Si aujourd’hui avec 30 officines pour 100 000 habitants, la densité de pharmacies en France se situe dans la moyenne de l’OCDE, la répartition n’est pas la même partout. Les chiffres de l’Insee montre que le nombre de fermeture est bien plus important en zone rurale qu’en zone urbaine. Le rythme annuel moyen des fermetures d’officines a été quasiment multiplié par cinq dans les bourgs ruraux entre les périodes 2015-2019 et 2019-2021 contre seulement par deux dans les zones urbaines. Tout est lié : désert médical et désert pharmaceutique. La fermeture d’un cabinet médical peut entraîner la fermeture à plus ou moins long terme d’une pharmacie. Sans médecin puis sans pharmacie, le patient est contraint de faire des kilomètres pour se faire soigner. Une double peine. « Les déserts médicaux ont un impact direct sur les pharmacies. Si vous n’avez plus de prescripteur voisin de votre officine, le passage de la population diminue, de même que l’opportunité d’accompagner celle-ci sur le plan sanitaire, suite notamment à la délivrance d’une ordonnance du médecin. Les déserts médicaux génèrent une fragilisation croissante du réseau officinal, tout comme certains regroupements d’officines dans les zones urbaines qui s’opèrent souvent au détriment des pharmacies situées en zones périurbaines et rurales » explique Lucie-Hélène Pagnat.
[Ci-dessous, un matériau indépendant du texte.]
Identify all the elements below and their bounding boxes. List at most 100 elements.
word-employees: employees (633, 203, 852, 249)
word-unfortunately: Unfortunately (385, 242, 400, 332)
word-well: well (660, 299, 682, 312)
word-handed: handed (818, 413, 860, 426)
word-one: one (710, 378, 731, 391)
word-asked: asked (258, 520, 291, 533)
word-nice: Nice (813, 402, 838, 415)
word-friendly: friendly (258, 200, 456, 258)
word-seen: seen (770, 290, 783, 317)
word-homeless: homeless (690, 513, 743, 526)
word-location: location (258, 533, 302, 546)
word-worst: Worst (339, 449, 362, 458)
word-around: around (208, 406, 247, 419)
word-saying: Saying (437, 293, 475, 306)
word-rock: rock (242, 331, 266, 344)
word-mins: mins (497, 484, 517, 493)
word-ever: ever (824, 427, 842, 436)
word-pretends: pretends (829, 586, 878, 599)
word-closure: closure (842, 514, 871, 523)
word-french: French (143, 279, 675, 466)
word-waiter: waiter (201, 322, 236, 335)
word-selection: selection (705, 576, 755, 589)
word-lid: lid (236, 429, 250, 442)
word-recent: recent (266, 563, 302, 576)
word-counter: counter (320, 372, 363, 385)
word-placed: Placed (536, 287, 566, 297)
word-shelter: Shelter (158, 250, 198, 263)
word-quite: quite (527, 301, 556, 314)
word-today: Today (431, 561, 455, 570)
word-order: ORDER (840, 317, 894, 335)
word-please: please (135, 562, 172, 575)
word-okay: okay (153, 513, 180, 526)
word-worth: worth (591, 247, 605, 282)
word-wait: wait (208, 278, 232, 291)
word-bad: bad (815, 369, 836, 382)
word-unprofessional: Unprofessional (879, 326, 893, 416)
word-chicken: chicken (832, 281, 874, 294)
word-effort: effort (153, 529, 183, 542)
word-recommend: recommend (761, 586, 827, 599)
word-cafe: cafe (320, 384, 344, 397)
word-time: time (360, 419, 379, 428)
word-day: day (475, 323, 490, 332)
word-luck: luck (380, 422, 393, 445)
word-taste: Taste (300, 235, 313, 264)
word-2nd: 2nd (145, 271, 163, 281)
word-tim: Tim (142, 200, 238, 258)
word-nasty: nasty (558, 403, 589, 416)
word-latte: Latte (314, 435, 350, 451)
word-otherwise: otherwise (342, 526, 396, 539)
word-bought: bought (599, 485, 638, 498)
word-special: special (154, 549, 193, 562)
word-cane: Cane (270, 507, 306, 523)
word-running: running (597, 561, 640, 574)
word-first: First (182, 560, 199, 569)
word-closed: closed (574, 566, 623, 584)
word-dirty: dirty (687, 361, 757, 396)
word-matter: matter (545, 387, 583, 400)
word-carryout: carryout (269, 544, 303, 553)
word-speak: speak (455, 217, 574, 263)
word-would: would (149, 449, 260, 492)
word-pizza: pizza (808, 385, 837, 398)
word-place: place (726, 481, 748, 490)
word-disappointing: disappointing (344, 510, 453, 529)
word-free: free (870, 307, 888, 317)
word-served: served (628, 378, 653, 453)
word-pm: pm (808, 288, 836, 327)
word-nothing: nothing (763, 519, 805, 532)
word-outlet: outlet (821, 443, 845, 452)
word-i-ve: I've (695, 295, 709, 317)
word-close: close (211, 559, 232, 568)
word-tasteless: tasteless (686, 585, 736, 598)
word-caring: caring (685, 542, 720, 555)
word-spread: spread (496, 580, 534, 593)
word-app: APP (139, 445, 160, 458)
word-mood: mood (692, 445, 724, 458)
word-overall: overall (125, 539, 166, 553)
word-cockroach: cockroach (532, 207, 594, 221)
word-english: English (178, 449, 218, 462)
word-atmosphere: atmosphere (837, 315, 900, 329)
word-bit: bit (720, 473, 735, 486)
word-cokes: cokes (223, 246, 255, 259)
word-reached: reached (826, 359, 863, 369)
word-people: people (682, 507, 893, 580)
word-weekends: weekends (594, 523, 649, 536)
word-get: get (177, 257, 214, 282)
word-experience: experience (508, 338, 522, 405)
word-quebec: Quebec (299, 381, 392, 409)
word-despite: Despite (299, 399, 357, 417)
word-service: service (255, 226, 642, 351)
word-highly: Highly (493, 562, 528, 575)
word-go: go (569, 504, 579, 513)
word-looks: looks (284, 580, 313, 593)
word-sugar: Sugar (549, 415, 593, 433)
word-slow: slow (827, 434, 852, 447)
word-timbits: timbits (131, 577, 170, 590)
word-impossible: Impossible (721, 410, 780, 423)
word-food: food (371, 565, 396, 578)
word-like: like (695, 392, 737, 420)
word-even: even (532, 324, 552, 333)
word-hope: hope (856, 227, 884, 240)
Pour les pharmaciens, la proximité est primordiale. Ici ou là, la pharmacie est souvent vécue comme la porte d’entrée du système de santé, le premier contact avec un professionnel de santé. Il est important de veiller à préserver ce réseau s’accordent à dire les pharmaciens bien décidés à faire valoir leurs revendications.